Prove that there exists some positive integer $X_m=X_0$ given that a function is injective

Question

Let $A$ be a finite set. Let $f:A\to A$ be an injective function from the set $A$ to itself and let $x_0$ be an element of $A$. Let $x_n$ be defined for all positive integers $n$ so that $x_n=f(x_{n-1})$ for all positive integers $n$. Prove that there exists some positive integer $m$ such that $x_m=x_0$.

Now a function is said to be injective when there is a one to one mapping. When $f : A \to A$, it means that for any element $x$ in $A$, it maps to a distinct element $y$ in $A$.

Now applying the function $x_n=f(x_{n-1})$ if $n =1$, then the function would give a result $x_0$.
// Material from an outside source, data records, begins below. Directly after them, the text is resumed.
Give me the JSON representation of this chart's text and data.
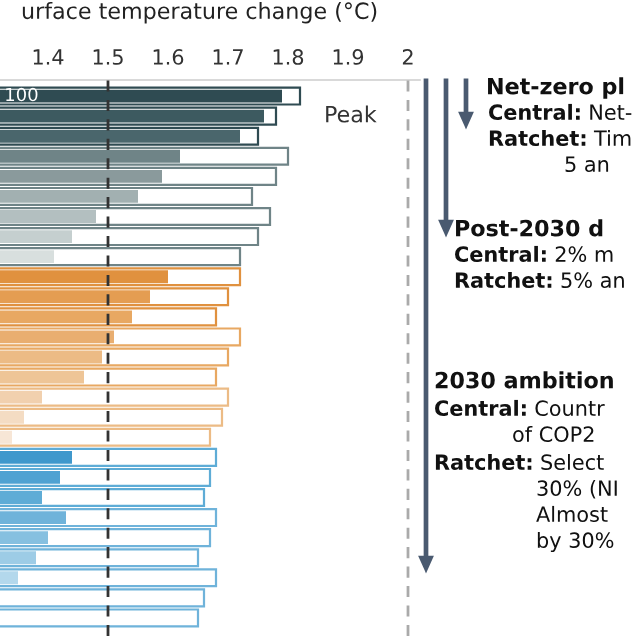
{
  "chart_data": {
    "type": "bar",
    "orientation": "horizontal",
    "xlabel": "urface temperature change (°C)",
    "categories": [
      null,
      null,
      null,
      null,
      null,
      null,
      null,
      null,
      null,
      null,
      null,
      null,
      null,
      null,
      null,
      null,
      null,
      null,
      null,
      null,
      null,
      null,
      null,
      null,
      null,
      null,
      null
    ],
    "series": [
      {
        "name": "100",
        "values": [
          1.79,
          1.76,
          1.72,
          1.62,
          1.59,
          1.55,
          1.48,
          1.44,
          1.41,
          1.6,
          1.57,
          1.54,
          1.51,
          1.49,
          1.46,
          1.39,
          1.36,
          1.34,
          1.44,
          1.42,
          1.39,
          1.43,
          1.4,
          1.38,
          1.35,
          null,
          null
        ],
        "colors": [
          "#2f4b52",
          "#3d5a60",
          "#4a666c",
          "#6f8487",
          "#8a9a9c",
          "#a2b0b1",
          "#b3bfc0",
          "#c5cfcf",
          "#d8dfde",
          "#e0913f",
          "#e49d52",
          "#e8a862",
          "#e9ae70",
          "#ecbb85",
          "#eec597",
          "#f1d0ae",
          "#f4dcc3",
          "#f7e6d6",
          "#3f98cc",
          "#4fa2d2",
          "#5eacd6",
          "#6fb3da",
          "#86c0e0",
          "#9dcce6",
          "#b3d8ec",
          "#c5e1f0",
          "#d6eaf4"
        ]
      },
      {
        "name": "Peak",
        "values": [
          1.82,
          1.78,
          1.75,
          1.8,
          1.78,
          1.74,
          1.77,
          1.75,
          1.72,
          1.72,
          1.7,
          1.68,
          1.72,
          1.7,
          1.68,
          1.7,
          1.69,
          1.67,
          1.68,
          1.67,
          1.66,
          1.68,
          1.67,
          1.65,
          1.68,
          1.66,
          1.65
        ],
        "colors": [
          "#2f4b52",
          "#2f4b52",
          "#2f4b52",
          "#6f8487",
          "#6f8487",
          "#6f8487",
          "#6f8487",
          "#6f8487",
          "#6f8487",
          "#e0913f",
          "#e0913f",
          "#e0913f",
          "#e8a862",
          "#e8a862",
          "#e8a862",
          "#ecbb85",
          "#ecbb85",
          "#ecbb85",
          "#5eacd6",
          "#5eacd6",
          "#5eacd6",
          "#6fb3da",
          "#6fb3da",
          "#6fb3da",
          "#6fb3da",
          "#6fb3da",
          "#6fb3da"
        ]
      }
    ],
    "xlim": [
      1.32,
      2.02
    ],
    "xticks": [
      1.4,
      1.5,
      1.6,
      1.7,
      1.8,
      1.9,
      2
    ],
    "tick_labels": "x",
    "grid": false,
    "legend": false,
    "ref_lines": [
      {
        "axis": "x",
        "value": 1.5,
        "color": "#333333",
        "line_style": "dashed"
      },
      {
        "axis": "x",
        "value": 2,
        "color": "#aaaaaa",
        "line_style": "dashed"
      }
    ],
    "annotations": [
      "Net-zero pl",
      "Central:",
      "Net-",
      "Ratchet:",
      "Tim",
      "5 an",
      "Post-2030 d",
      "Central:",
      "2% m",
      "Ratchet:",
      "5% an",
      "2030 ambition",
      "Central:",
      "Countr",
      "of COP2",
      "Ratchet:",
      "Select",
      "30% (NI",
      "Almost",
      "by 30%"
    ]
  }
}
The question is how do i prove this even thou i have show that there exists some positive integer which in this case is $1$

Answer 1

Here’s an outline of the proof.

You start with $x_0\in A$ and keep applying the function $f$ to get $x_1=f(x_0)$, $x_2=f(x_1)=f\big(f(x_0)\big)$, and so on. This generates a sequence $\langle x_0,x_1,x_2,\dots\rangle$ of elements of $A$.

Now prove by induction on $n$ that if $x_0,x_1,x_2,\dots,x_n$ are all distinct elements of $A$, then $$x_{n+1}=f(x_n)\notin\{x_1,\dots,x_n\}\;;$$ use the fact that $f$ is injective. From this you can conclude that either $x_{n+1}=x_0$, in which case you’re done, or $x_0,x_1,x_2,\dots,x_n,x_{n+1}$ are all distinct elements of $A$, and the induction can continue. Since $A$ is finite, it must stop at some point, and at that point you have your desired $m$.